Bilindiği gibi Suriye’de işler, Esad yönetimini 6 ayda devirip Şam’daki Emevi Camii’nde cuma namazı kılma hesabı yapan Erdoğan iktidarının beklediği gibi gitmemişti. Esad yönetimini devirme hedefini canlı tutmak ve Suriye’nin kuzeyi ve kuzeydoğusunda (Rojava) özerk yönetimler kuran Kürtleri durdurmak için Nusra’nın da içinde yer aldığı radikal gruplarla iş birliği dışında bir seçenek kalmayınca MİT tırları Suriye’ye gidip gelmeye başlamıştı.
O dönem Başbakan olan Erdoğan’ın 16 Mayıs 2013’te Beyaz Saray’da Obama ile yaptığı görüşmede Obama’nın, MİT Müsteşarı Hakan Fidan’a “sizin Suriye’de radikallerle neler yaptığınızı biliyoruz” demesi, bu iş birliğini bütün açıklığı ile gözler önüne seriyordu. Bu radikal gruplara karşı dünya genelinde oluşan tepkiler karşısında Erdoğan iktidarı her ne kadar 10 Ekim 2013’te yayımlanan Bakanlar Kurulu kararı ile Nusra ve IŞİD’i resmen ‘terör örgütü’ olarak kabul ettiğini ilan etse de sahada gayriresmi ilişkiler başka türlü seyretmeye devam etti.
2013 yılında El Nusrayı istemeye istemeye terör listesine almasına rağmen kirli ilişkileri devam ediyordu. Aynı dönemde Serêkaniyê’de YPG-YPJ güçleri ve El- Nusra çeteleri arasında şiddetli çatışmalar yaşanıyordu. Rojava’daki Kürt kantonlarını, Kürt sorununda uyguladığı politika için tehdit olarak gören AKP faşist iktidarı, Ceylanpınar’daki misafirhane ve hastaneleri Serêkaniyê’de Kürtlere karşı savaşan El Nusra çetelerine açıyordu.
İşgalci Türk devletinin takıntı haline getirdiği Suriye politikasında 2015 yılında S. Arabistan’ın Yeni Kralı Selman’ı ziyaret etti. Bu ziyarette Suriye muhalefetine verilen desteğin sonuç alıcı düzeye yükseltilmesi kararı alınıyor. El Kaideci Nusra ve eski el Kaideci Ahrar Şam’ın başını çektiği cihatçı grupların ‘Fetih Ordusu’ adı altında birleştirilmesi bu politikanın bir sonucu olarak gerçekleşti. Bu görüşmeden bir ay sonra da El kaide menşelli El Nusra çeteleri Suudi Arabistan’ın verdiği maddi destekle İdlib’i işgal etmeye başladılar.

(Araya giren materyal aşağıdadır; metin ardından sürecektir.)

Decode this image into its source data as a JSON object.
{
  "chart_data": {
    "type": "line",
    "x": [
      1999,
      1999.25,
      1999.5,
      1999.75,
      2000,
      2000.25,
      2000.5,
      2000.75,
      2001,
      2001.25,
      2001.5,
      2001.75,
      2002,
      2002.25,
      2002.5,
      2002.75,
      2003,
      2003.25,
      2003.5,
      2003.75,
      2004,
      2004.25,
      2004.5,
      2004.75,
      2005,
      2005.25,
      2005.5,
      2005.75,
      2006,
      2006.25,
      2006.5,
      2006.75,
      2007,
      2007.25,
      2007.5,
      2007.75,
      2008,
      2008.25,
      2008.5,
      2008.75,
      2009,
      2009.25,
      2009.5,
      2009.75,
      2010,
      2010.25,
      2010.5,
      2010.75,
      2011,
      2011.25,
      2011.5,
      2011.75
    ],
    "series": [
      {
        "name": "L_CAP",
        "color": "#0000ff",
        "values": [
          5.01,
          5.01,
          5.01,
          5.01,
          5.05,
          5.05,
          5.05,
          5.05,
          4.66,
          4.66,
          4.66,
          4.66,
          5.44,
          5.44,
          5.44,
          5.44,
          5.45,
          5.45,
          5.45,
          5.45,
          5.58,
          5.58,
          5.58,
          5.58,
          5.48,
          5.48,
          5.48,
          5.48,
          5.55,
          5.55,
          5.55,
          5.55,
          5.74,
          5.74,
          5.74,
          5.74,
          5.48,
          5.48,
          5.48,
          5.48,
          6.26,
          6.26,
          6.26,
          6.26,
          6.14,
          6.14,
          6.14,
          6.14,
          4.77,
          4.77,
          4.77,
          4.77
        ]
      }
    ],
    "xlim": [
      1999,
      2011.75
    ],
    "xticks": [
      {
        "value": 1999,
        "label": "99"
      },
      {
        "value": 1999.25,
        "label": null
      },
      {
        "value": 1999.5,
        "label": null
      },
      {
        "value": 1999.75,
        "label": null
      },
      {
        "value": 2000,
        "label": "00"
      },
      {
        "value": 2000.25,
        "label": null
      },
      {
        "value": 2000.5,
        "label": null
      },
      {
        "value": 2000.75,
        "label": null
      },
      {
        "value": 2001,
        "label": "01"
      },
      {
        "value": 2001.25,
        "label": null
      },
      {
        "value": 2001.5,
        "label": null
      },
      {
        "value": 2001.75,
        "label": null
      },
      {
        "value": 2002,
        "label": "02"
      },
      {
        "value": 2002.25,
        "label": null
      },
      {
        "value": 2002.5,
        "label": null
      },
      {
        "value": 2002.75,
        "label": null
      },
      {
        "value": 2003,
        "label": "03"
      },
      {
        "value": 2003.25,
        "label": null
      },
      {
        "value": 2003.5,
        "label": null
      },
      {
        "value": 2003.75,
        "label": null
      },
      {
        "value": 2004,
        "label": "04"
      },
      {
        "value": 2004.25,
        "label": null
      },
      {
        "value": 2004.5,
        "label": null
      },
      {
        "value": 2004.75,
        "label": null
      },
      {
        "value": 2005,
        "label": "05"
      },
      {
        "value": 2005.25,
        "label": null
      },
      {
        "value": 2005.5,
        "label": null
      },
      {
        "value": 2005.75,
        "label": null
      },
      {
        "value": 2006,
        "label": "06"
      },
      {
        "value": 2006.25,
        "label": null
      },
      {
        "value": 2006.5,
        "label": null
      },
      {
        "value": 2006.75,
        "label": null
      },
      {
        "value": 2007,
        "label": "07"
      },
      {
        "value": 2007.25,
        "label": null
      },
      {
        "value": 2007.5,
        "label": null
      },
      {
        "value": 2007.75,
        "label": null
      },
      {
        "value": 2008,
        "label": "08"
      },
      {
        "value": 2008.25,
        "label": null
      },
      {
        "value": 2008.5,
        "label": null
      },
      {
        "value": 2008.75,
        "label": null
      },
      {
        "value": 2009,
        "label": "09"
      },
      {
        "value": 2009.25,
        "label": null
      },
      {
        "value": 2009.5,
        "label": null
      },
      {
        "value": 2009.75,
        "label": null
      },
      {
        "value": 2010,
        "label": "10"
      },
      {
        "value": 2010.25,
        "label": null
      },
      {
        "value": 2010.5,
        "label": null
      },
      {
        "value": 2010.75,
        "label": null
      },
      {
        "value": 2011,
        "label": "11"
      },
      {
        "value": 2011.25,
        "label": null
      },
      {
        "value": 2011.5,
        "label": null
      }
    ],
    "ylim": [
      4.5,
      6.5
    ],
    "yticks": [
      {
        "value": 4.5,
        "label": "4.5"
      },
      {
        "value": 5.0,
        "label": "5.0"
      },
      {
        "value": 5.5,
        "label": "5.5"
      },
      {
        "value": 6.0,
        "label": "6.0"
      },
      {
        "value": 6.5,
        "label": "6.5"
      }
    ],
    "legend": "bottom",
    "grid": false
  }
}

Daha sonra gerek Astana ve gerekse İdlib’in cihatçı grupların son kalesi haline gelmesinden sonra yapılan Soçi anlaşması, bir yandan ‘çatışmasızlık bölgeleri’nin oluşturulmasını ama öte yandan resmen ‘terör örgütü’ olarak kabul edilen HTŞ ve diğer radikal gruplara karşı mücadelenin devam etmesini öngörüyordu. Böylece İdlib’de garantörlük rolünü üstlenen Türkiye, İdlib’in büyük bölümünü denetleyen HTŞ’nin de tasfiyesi görevini üstlenmiş oluyordu. Ancak bu çete örgütünü tasfiye etmekten çok Suriye’de DAİŞ’e karşı savaşarak önemli kazanımlar elde eden Kürtlere karşı bir işgal koridoru oluşturmak için bu El kaide menşeli çeteleri Efrin, Serêkani ve Girê Spî’de kullanmaya ve onları finanse etmeye devam etti.
Fakat İşgalci Türk ordusunun 2020’nin başlarında İdlib’de Rusya destekli Suriye ordusu ile savaş durumuna gelmesi ve ardından Faşist şef Erdoğan’ın Moskova’da Putin ile imzaladığı mutabakat metni, El-Kaide menşeli cihadist El nusra çeteleriyle ilişkilerin eskisi gibi sürdürülemeyeceği yeni bir dönemi haber veriyordu.